Originally Posted by WilliamP

I don't know if this means anything but Superantspyware found the toolbar and Malwarebytes found 33 other things that I know were not there before.

Its easy to test if funmoods can get out the sandbox or not... but i really don´t think that it can.

edit: Montmorency already did it

Maybe you have recovered the file to the real location or you have your download location with direct access?

[crofttk]

Quote:

Originally Posted by Gullible Jones

Think "alternative vectors." Is it possible for instance that you plugged in an infected USB stick at some point?

Another for instance, I don't believe it's been established that the OP is the only user or person having access to the machine in question. I would hope OP, however, would have pointed out that possibility.

[WilliamP]

I am willing to just let it go as something unexplainable. I am an old retired fart that has a computer and my wife has her computer. No one uses this computer but me. I can guarantee you that nothing came up on my display showing anything like what was shown in Montmorency's post.

[DBone]

The OP made a mistake somewhere, somehow. That PUP did not bypass Sandboxie.

[cheater87]

CAV detected the exe. Will test with Avast soon to see what it detects in it.

[crofttk]

Quote:

Originally Posted by WilliamP

I am willing to just let it go as something unexplainable. I am an old retired fart that has a computer and my wife has her computer. No one uses this computer but me. I can guarantee you that nothing came up on my display showing anything like what was shown in Montmorency's post.

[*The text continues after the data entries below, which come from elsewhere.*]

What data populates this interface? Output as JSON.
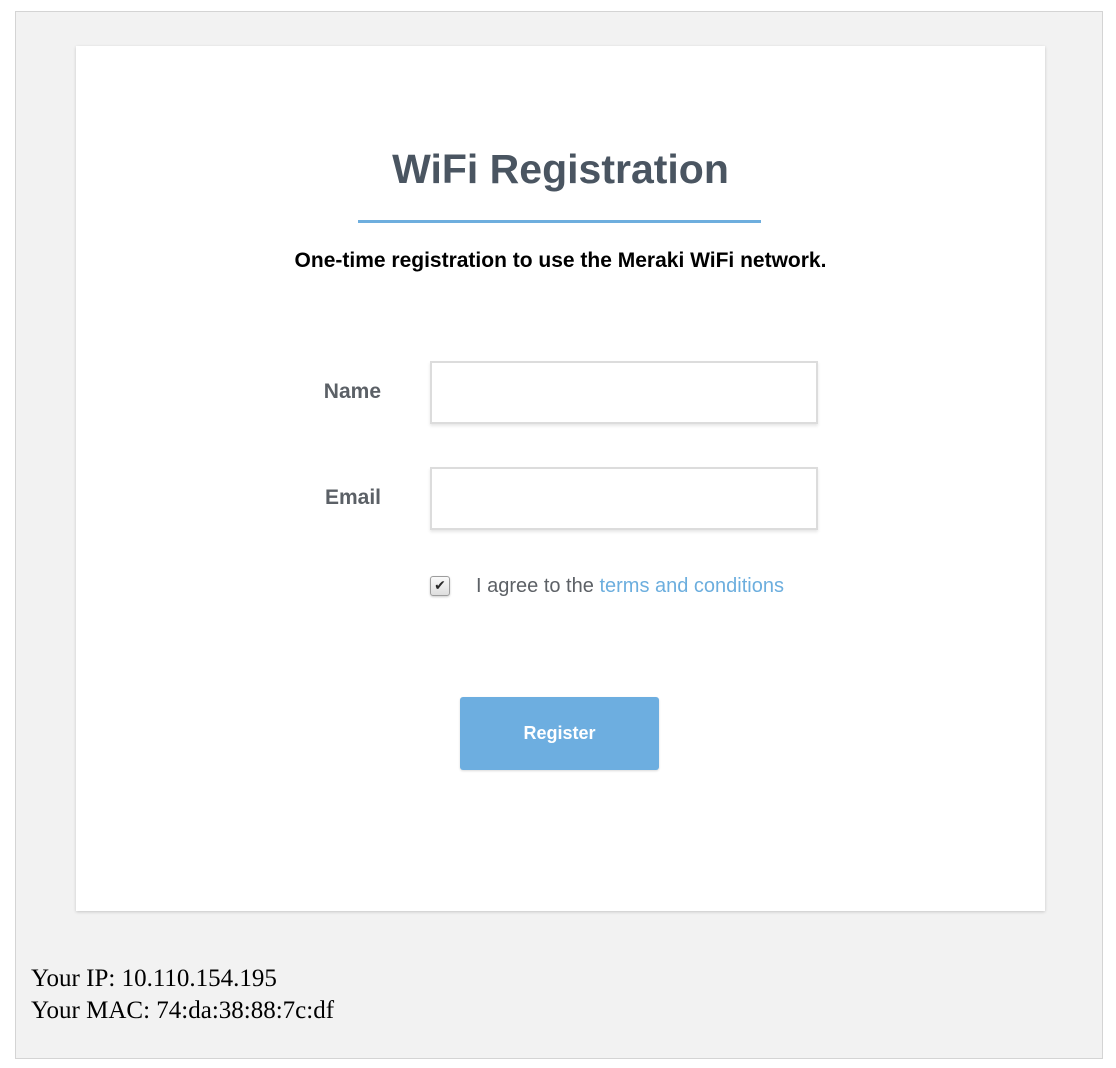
{
  "page": {
    "title": "WiFi Registration",
    "subtitle": "One-time registration to use the Meraki WiFi network."
  },
  "form": {
    "name_label": "Name",
    "name_value": "",
    "email_label": "Email",
    "email_value": "",
    "agree_checked": true,
    "agree_prefix": "I agree to the",
    "terms_link": "terms and conditions",
    "register_label": "Register"
  },
  "network_info": {
    "ip_label": "Your IP:",
    "ip_value": "10.110.154.195",
    "mac_label": "Your MAC:",
    "mac_value": "74:da:38:88:7c:df"
  },
  "colors": {
    "accent": "#6daee0",
    "title_text": "#4a5561",
    "label_text": "#5b6066",
    "page_background": "#f2f2f2"
  },
  "icons": {
    "checkbox": "checkmark-icon"
  }
}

Nothing at all wrong with that and an admirable place to be as far as I'm concerned. I was just trying to help rule out some possibilities.

[Osaban]

Quote:

Originally Posted by WilliamP

I have the latest Sandboxie and Avira. This morning I was some where on the web where I shouldn't have been.

If you remember where you shouldn't have been, maybe you can try to create the same situation and see if that happens again.